When the web server receives a request, it puts the information about the request in environ, calls something_app, and then uses its return value and the headers passed to the start_response function to issue the response to the caller.

WSGI is designed to be used as a common interface for web frameworks, but given that it has to pass the information in environ to the application code in some way, the environ dictionary is as good a way as any. Similarly, your application has to provide the server with status code, headers, and response data, and the start_response callable is as good away to do that as any. So why not use WSGI as your framework? Because your application would have to have its own code for decoding query-strings, setting cookies, and so on, which would mean a lot of tedious repeated code. But we can address this with filters.

A WSGI filter is a (higher-order) function that takes a WSGI app and returns a new app with slightly modified behaviour. For example, WSGI supplies your request's query-string but does not break it down in to parameters. I've created a function parse_query_string that does just that. I can then define a filter as follows:

def query_string_filter(app):
    def wrapped_app(environ, start_response):
        environ['alleged.query_args'] = parse_query_string(
                environ.get('QUERY_STRING', ''))
        return app(environ, start_response)
    return wrapped_app

This takes a function---here called app---that requires an extra entry in the environ dictionary and makes a working WSGI app. Python has a special syntax for applying functions to functions this way: you can write

@query_string_filter
def my_app(environ, start_response):
    ... code that exploits environ['alleged.query_args'] ...

This use of higher-order functions to simplify writing WSGI apps is called middleware in the WSGI documentation.

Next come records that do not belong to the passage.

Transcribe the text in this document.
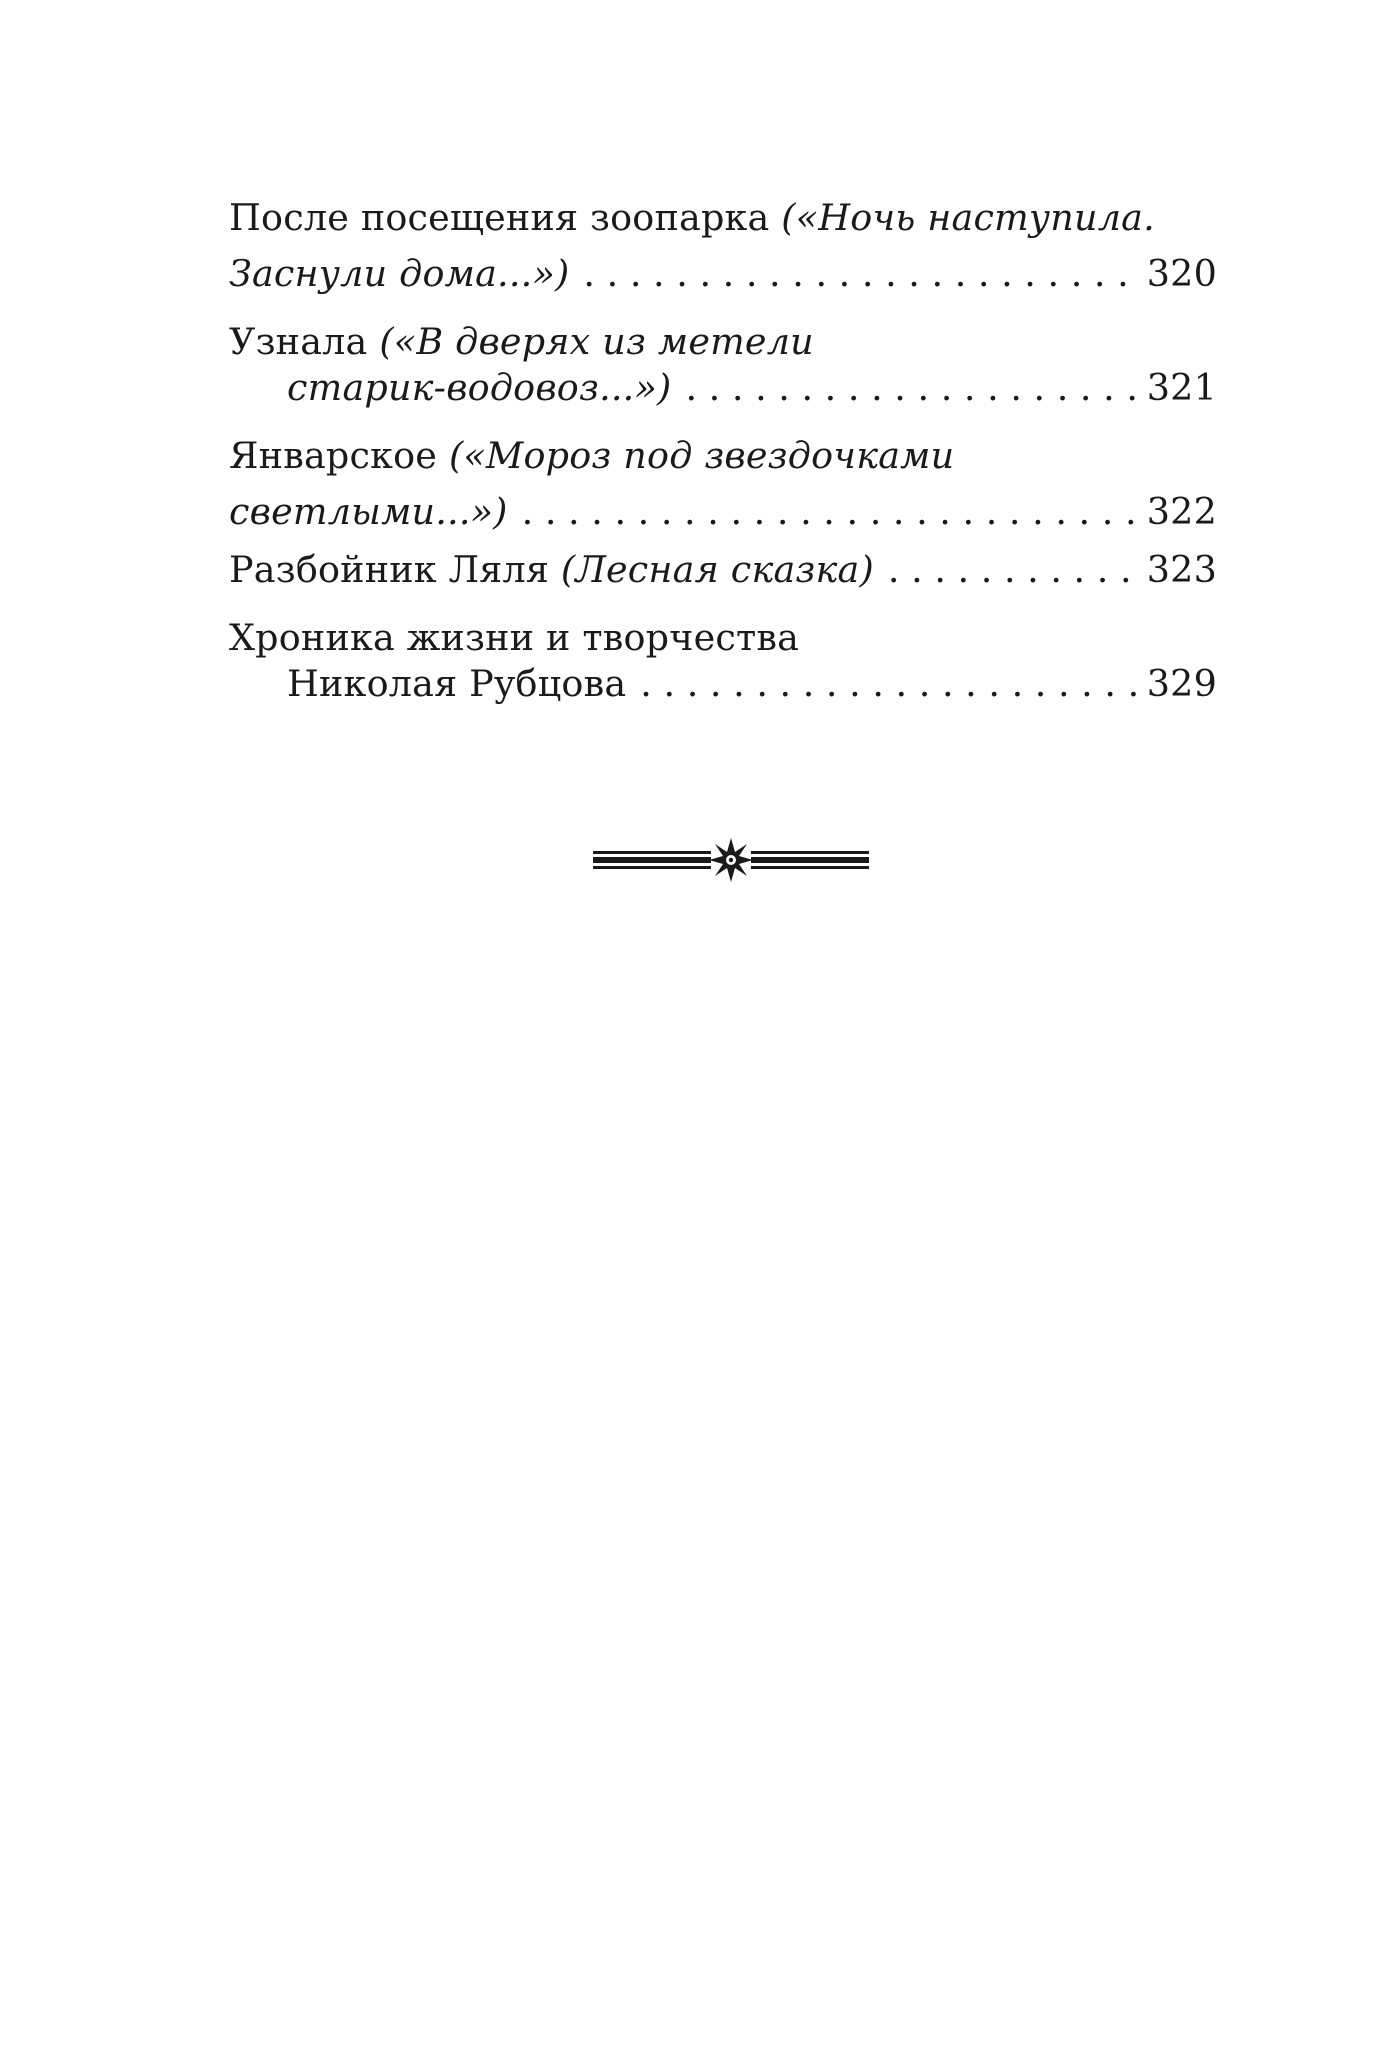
После посещения зоопарка
(«Ночь наступила.
Заснули дома...») . . .	320
Узнала
(«В дверях из метели
старик-водовоз...») . . .	321
Январское
(«Мороз под звездочками
светлыми...») . . .	322
Разбойник Ляля
(Лесная сказка) . . .	323
Хроника жизни и творчества
Николая Рубцова . . .	329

Why does the key start with alleged.? Simply to avoid name clashes with other middleware that also works by adding extra entries to the environ dictionary. The particular prefix I've chosen is taken from Alleged Literature, our mini-comic publishing imprint from the 1990s. The alleged prefix is also part of the package names for the reusable filters. I suppose if I ever finished it I could add the Alleged Microframework to the eleventy-one Python web frameworks. But don't hold your breath.

Log-in filter

One of the complaints about OpenID is that so far the number of consumers (web sites that allow you to log in with your OpenID) is much lower than the number of providers---this is natural, because it is much easier to bolt an OpenID server on the side of an existing application than to rip out its custom user database and replace it with one generic enough to accept OpenIDs as well. The first wave of OpenID consumers will be applications written with OpenID in mind from the start. Many, like Zoomr and Simon Willison's blog comments, use OpenID as their only authentication scheme. So I decided to have a go at making a log-in system with pluggable authentication, but to only supply an OpenID plug-in for now.

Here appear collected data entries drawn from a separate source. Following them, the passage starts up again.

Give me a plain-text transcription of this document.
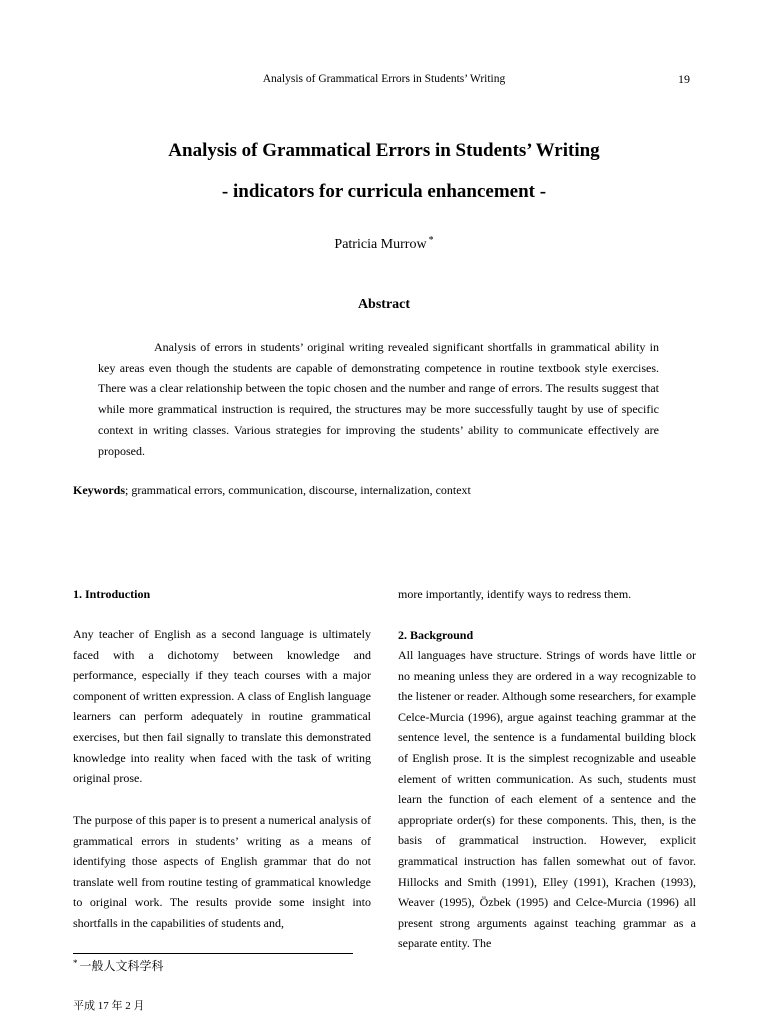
Analysis of Grammatical Errors in Students’ Writing	19
Analysis of Grammatical Errors in Students’ Writing
- indicators for curricula enhancement -
Patricia Murrow *
Abstract
Analysis of errors in students’ original writing revealed significant shortfalls in grammatical ability in key areas even though the students are capable of demonstrating competence in routine textbook style exercises. There was a clear relationship between the topic chosen and the number and range of errors. The results suggest that while more grammatical instruction is required, the structures may be more successfully taught by use of specific context in writing classes. Various strategies for improving the students’ ability to communicate effectively are proposed.
Keywords; grammatical errors, communication, discourse, internalization, context
1. Introduction

Any teacher of English as a second language is ultimately faced with a dichotomy between knowledge and performance, especially if they teach courses with a major component of written expression. A class of English language learners can perform adequately in routine grammatical exercises, but then fail signally to translate this demonstrated knowledge into reality when faced with the task of writing original prose.

The purpose of this paper is to present a numerical analysis of grammatical errors in students’ writing as a means of identifying those aspects of English grammar that do not translate well from routine testing of grammatical knowledge to original work. The results provide some insight into shortfalls in the capabilities of students and,

more importantly, identify ways to redress them.

2. Background

All languages have structure. Strings of words have little or no meaning unless they are ordered in a way recognizable to the listener or reader. Although some researchers, for example Celce-Murcia (1996), argue against teaching grammar at the sentence level, the sentence is a fundamental building block of English prose. It is the simplest recognizable and useable element of written communication. As such, students must learn the function of each element of a sentence and the appropriate order(s) for these components. This, then, is the basis of grammatical instruction. However, explicit grammatical instruction has fallen somewhat out of favor. Hillocks and Smith (1991), Elley (1991), Krachen (1993), Weaver (1995), Özbek (1995) and Celce-Murcia (1996) all present strong arguments against teaching grammar as a separate entity. The

* 一般人文科学科
平成 17 年 2 月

My log-in 'framework' (if that's not too grand a word) consists of just two functions. First, log_in_filter is a more elaborate version of the filter (middleware) functions described above. It roughly corresponds to Part 2 of my TurboGears+OpenID experiment: the wrapped app checks for the log-in cookie before each request, and if no-one is logged in then it redirects to a login page (with one exception: you do not need to be logged in to visit the login page). At the end of each request, it updates the log-in cookie.

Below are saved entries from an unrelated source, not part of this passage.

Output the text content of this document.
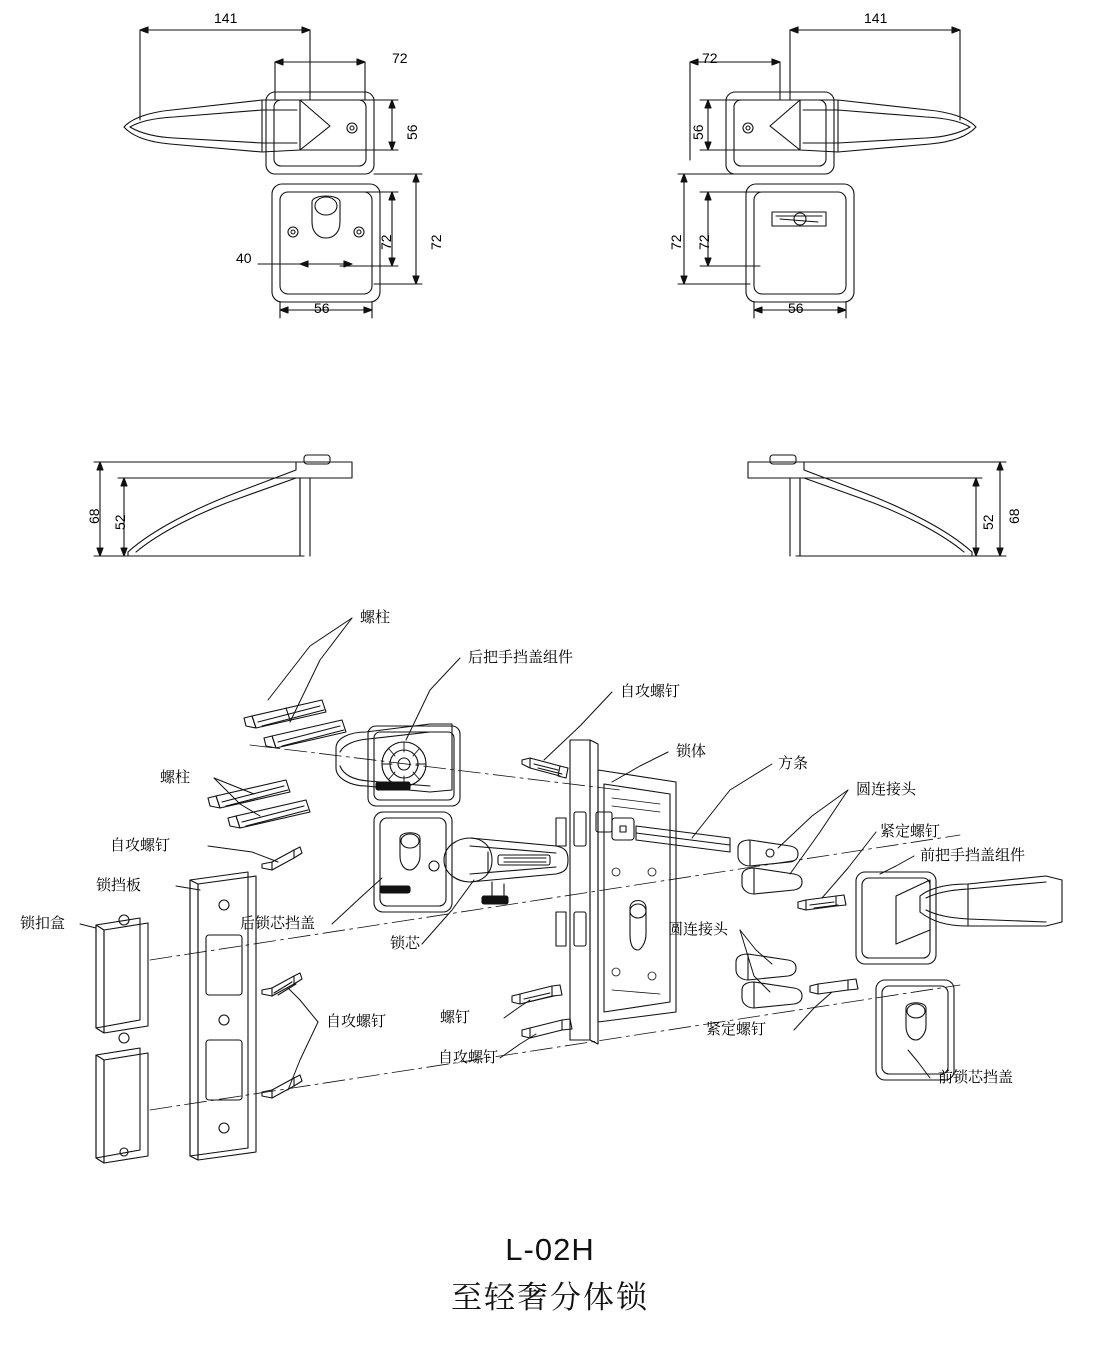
141
72
56
72 72
40
56
141
72
56
72 72
56
68 52	52 68
螺柱
后把手挡盖组件
自攻螺钉
锁体
方条
圆连接头
紧定螺钉
前把手挡盖组件
螺柱
自攻螺钉
锁挡板
锁扣盒	后锁芯挡盖
锁芯
圆连接头
自攻螺钉	螺钉
自攻螺钉
紧定螺钉
前锁芯挡盖
L-02H
至轻奢分体锁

The second function, log_in_and_redirect, is for use by the implementation of the log-in page: it takes the user name as an argument, and redirects to the page that the user originally requested. You call it instead of calling start_response directly.

What's missing from this is the log-in page itself: it must be one of the pages in the wrapped app, because it has to be able to communicate the user's login name back to log_in_filter. It also has to be careful to preserve the query-string parameter next; the most straightforward way to do this is to have the log-in form use request_uri(environ) as its action attribute and also specify method="post".

Leaving the log-in page to the application allows any form of user name and authentication to be used, including elaborate single-sign-on servers and exotic smart-cards. Because the log_in_filter does not need to know anything about the method of authentication, it needs a lot less configuration than it might otherwise do.

Plugging in OpenID

The next step is creating a log-in page that works via OpenID. So far I have taken the code from Part 1 of my TurboGears version and beaten it roughly in to shape. Unlike the TurboGears version---which used separate URIs for each stage of the OpenID handshake---it uses the same login URI for displaying the form, handling the user's POST, and handling the redirect back from the OpenID provider. The first and last of these are implementing the same method (GET) but we can tell the which is which by looking for the token argument amongst the query parameters.

Unfortunately I have not yet been able to test this, since I have not yet managed to get Pysqlite2 (needed to set up the OpenID database) installed in Python 2.5 on my Mac as yet: I get an error message to the effect that GCC 4.0 does not exist, so it looks like I need to trawl through the Apple developer documentation to see what I need to do to get the compiler to work. Grr.

Ah well. Maybe next weekend...?